I was going to make this post a fully functioning joke poll — with radio buttons and a way to submit your results — but that seemed so immature. The constructive role that Iran is playing in the United Nations is actually very serious business — we’re obviously entering an era of multilateral cooperation the likes of which only Susan Rice can comprehend — so that would have been inappropriate.
So consider this a somewhat serious question. Now that Iran is a member of the Commission on the Status of Women, where else is it going to pitch in around the UN (assuming it has any time left over between its responsibilities and systematically raping female political prisoners before killing them)? Some preliminary ideas:
- The International Maritime Organization, because Iran’s ability to deploy naval assets in new and particularly efficient ways is impressive.
- The International Telecommunication Union, because who knows more about cell phones, Internet services, and miscellaneous ICT than the Islamic Republic?
- The World Tourism Organization, because that’s something it knows about boosting even after destroying non-Islamic landmarks.
- The International Atomic Energy Agency, because obviously.

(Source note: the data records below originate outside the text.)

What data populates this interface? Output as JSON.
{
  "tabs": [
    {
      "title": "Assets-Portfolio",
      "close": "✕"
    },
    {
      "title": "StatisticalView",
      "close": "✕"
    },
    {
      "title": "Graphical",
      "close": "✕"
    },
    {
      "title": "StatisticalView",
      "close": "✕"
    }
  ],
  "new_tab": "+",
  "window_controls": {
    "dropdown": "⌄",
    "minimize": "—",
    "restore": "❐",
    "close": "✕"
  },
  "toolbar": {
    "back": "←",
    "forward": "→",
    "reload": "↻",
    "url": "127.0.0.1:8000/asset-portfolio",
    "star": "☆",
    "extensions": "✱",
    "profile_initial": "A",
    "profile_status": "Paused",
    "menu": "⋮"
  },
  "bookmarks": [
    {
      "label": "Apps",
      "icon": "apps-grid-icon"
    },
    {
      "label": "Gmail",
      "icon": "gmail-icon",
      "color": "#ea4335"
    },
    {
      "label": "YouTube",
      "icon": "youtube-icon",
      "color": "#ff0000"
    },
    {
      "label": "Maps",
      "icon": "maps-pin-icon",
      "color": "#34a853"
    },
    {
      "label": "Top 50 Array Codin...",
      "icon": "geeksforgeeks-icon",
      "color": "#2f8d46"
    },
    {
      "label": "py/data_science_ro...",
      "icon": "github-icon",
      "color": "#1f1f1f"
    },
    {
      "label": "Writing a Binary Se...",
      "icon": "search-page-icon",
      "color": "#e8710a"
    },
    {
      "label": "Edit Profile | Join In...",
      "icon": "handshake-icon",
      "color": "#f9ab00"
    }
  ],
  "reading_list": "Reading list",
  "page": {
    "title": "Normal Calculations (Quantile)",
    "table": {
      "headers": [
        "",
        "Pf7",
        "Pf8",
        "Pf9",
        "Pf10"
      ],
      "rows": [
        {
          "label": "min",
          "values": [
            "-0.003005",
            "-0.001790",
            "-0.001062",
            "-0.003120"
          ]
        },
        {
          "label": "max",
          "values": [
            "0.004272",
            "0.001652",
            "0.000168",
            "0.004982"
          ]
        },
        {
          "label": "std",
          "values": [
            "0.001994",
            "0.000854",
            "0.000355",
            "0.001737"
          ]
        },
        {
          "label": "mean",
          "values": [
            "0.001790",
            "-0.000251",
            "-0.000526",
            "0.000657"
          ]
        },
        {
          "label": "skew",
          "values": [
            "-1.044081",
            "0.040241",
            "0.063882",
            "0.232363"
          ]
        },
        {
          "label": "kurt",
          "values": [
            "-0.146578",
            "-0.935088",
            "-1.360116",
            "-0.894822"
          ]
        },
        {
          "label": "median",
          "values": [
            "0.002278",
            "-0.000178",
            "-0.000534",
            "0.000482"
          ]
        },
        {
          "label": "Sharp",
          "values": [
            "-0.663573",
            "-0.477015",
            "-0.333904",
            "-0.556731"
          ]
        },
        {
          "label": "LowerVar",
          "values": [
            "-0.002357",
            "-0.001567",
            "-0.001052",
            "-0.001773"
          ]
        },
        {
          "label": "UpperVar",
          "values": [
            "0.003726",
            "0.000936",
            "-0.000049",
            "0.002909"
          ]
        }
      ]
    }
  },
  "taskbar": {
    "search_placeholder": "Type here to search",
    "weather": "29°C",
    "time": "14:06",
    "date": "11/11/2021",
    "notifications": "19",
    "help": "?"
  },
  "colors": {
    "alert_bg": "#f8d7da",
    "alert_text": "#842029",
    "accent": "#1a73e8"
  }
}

- The United Nations Children’s Fund, because in addition to state-sanctioned rape, it also has state-sanctioned childhood sexual slavery, and I’d make that into a joke, but it’s literally true and stomach-turning.
The administration, and especially Ambassador Rice, insisted that we’d be able to “shape” the UN if we joined execrable groups like the Human Rights Council. That was always a little bit absurd, since the premise — that we won’t have credibility until we crawl into the mud with ruthless despots and hysterical anti-Semites — never quite coalesced.
The argument for joining the HRC couldn’t have been that we would numerically outvote the member dictatorships, since they can and do vote in blocs to protect each other. And it couldn’t have been that we needed to physically be “in the room” to lobby members on specific policies, since we know how to contact ambassadors once they step “out of the room.” If the argument was anything, it was that engaging the UN would give everyone a warm feeling.
That’s obviously an insipid pretense, and it’s always obviously been an insipid pretense, and now Iran is on the Commission on Status of Women. We don’t seem to be doing much “shaping.”